The Marshall Islands’ lawsuit, which was filed in federal court in San Francisco, asserts that the U.S. has failed to fulfill its treaty duties. The case was initially dismissed in February 2015 by a federal judge after the U.S. government argued in part that enforcement of the NPT’s requirement for nuclear disarmament negotiations was not in the public interest. This is now being appealed. As the Marshall Islands’ original complaint notes, “While cessation of the nuclear arms race and nuclear disarmament are vitally important objectives to the entire international community, the Marshall Islands has a particular awareness of the dire consequences of nuclear weapons.” While still a U.S. protectorate after World War II, the American nuclear weapons complex used the Marshall Islands for more than a hundred atmospheric nuclear weapons tests that included newly developed H-bombs, and the displaced Marshallese have suffered severe health and contamination effects to this day. However, the Marshall Islands’ lawsuit is not asking for compensation, but instead seeks to hold the nuclear weapons powers accountable to the NPT’s requirement for good faith nuclear disarmament negotiations.

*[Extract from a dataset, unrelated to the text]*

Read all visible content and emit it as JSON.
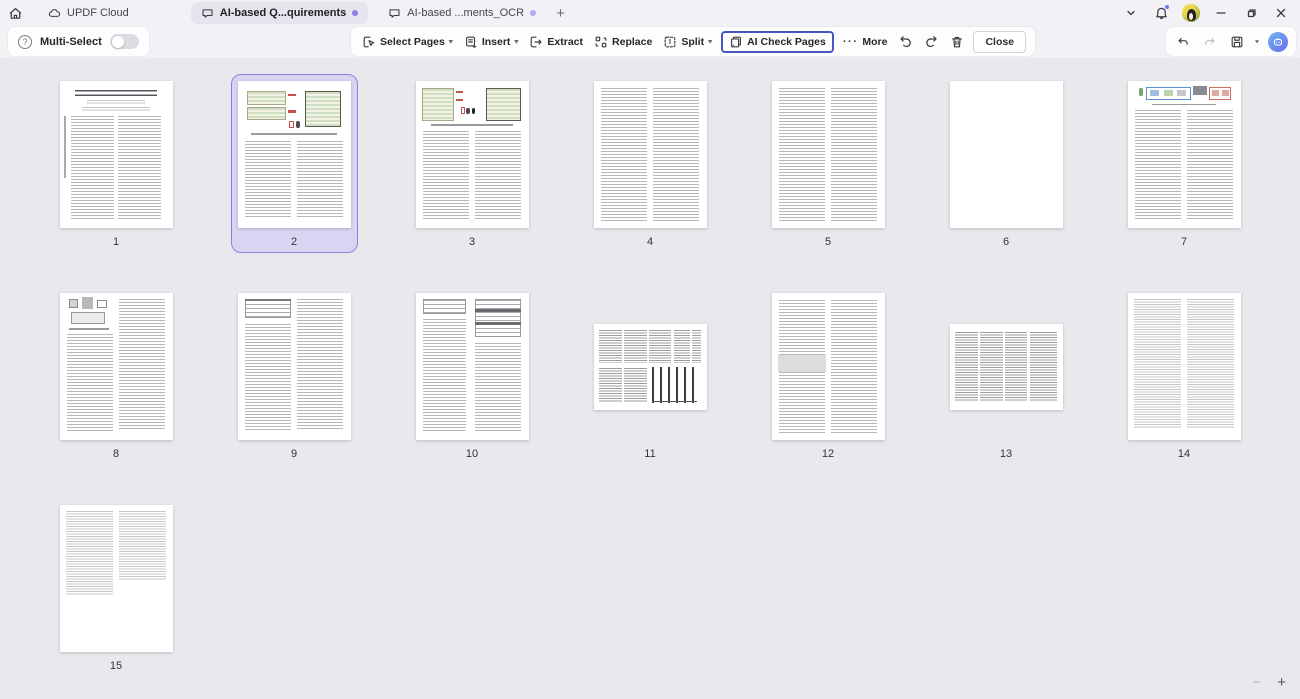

Andrea St. Julian, an attorney based in San Diego who specializes in federal appellate proceedings, filed the 94-page amicus brief. She observed, “The level of expertise and understanding the amici bring to this appeal is remarkable. Their arguments show how profoundly mistaken the district court was in its misapplication of the law. If the Court of Appeals takes adequate note of the briefing, it will have no alternative but to reverse the dismissal of the Marshall Islands’ suit. If not, we expect the Marshall Islands to take its case to the U.S. Supreme Court, and we will strongly support it there.”

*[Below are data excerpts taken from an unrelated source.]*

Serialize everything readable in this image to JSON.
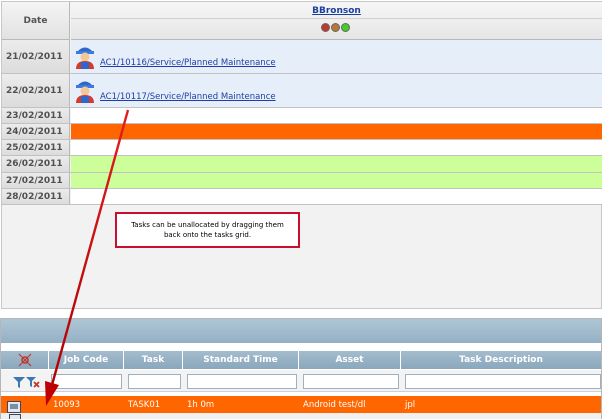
{
  "calendar": {
    "date_header": "Date",
    "resource": {
      "name": "BBronson",
      "status_lights": [
        {
          "name": "red-light",
          "color": "#c0392b"
        },
        {
          "name": "amber-light",
          "color": "#b9772f"
        },
        {
          "name": "green-light",
          "color": "#3fcf28"
        }
      ]
    },
    "rows": [
      {
        "date": "21/02/2011",
        "fill": "#e6eefa",
        "task": "AC1/10116/Service/Planned Maintenance"
      },
      {
        "date": "22/02/2011",
        "fill": "#e6eefa",
        "task": "AC1/10117/Service/Planned Maintenance"
      },
      {
        "date": "23/02/2011",
        "fill": "#ffffff",
        "task": ""
      },
      {
        "date": "24/02/2011",
        "fill": "#ff6600",
        "task": ""
      },
      {
        "date": "25/02/2011",
        "fill": "#ffffff",
        "task": ""
      },
      {
        "date": "26/02/2011",
        "fill": "#ccff99",
        "task": ""
      },
      {
        "date": "27/02/2011",
        "fill": "#ccff99",
        "task": ""
      },
      {
        "date": "28/02/2011",
        "fill": "#ffffff",
        "task": ""
      }
    ]
  },
  "callout": {
    "line1": "Tasks can be unallocated by dragging them",
    "line2": "back onto the tasks grid."
  },
  "grid": {
    "columns": [
      "",
      "Job Code",
      "Task",
      "Standard Time",
      "Asset",
      "Task Description"
    ],
    "rows": [
      {
        "job_code": "10093",
        "task": "TASK01",
        "standard_time": "1h 0m",
        "asset": "Android test/dl",
        "description": "jpl"
      }
    ]
  },
  "colors": {
    "accent_orange": "#ff6600",
    "grid_header": "#9ab4c8",
    "arrow": "#d01010"
  }
}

Dr. James Doyle commented, “It’s not possible to eliminate the knowledge to build nuclear weapons, but it’s possible to make them illegal and remove them from all military arsenals, as existing treaties on chemical and biological weapons have already substantially done. The Marshall Islands’ case is an important step on the path to the elimination of nuclear weapons and deserves a ruling by the U.S. Supreme Court.”

Robert Alvarez added, “The Republic of the Marshall Islands has exposed the abuse of the good faith and trust of the non-weapons states that signed the NonProliferation Treaty on the understanding that the nuclear weapons states would begin disarmament negotiations. By seeking a binding legal requirement to actually begin negotiations, the Marshall Islands is simply trying to get the United States to honor the promises and commitments it made to the world 45 years ago.”

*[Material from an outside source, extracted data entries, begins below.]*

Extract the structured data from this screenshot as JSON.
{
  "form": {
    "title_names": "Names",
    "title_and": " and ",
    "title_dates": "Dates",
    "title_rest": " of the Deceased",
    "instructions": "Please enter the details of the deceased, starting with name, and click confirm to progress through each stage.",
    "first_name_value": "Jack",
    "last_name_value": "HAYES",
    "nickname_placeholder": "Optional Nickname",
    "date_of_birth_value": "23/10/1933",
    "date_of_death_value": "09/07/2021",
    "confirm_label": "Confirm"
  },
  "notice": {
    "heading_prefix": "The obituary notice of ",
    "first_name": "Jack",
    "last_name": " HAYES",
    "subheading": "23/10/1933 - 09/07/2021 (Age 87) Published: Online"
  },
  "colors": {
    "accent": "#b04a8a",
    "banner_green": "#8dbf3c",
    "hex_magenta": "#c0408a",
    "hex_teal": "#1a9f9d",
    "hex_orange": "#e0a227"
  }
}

Jay Coghlan noted that the recently concluded 2015 NPT Review Conference ended in failure, in large part because nuclear weapons nations are modernizing their arsenals. He observed, “The U.S. government is getting ready to spend a trillion dollars on new production facilities for nuclear weapons and new bombers, missiles and submarines to deliver them. Because of that, we are keen to help the Marshall Islands hold the U.S. and other nuclear weapons powers accountable to their end of the NPT bargain, which is to enter into disarmament negotiations.”

# # #

The amicus brief is available at https://nukewatch.org/importantdocs/resources/Dkt-38-Amicus-Brief.pdf

Bios of the four amici are available in the amicus brief, beginning page 1.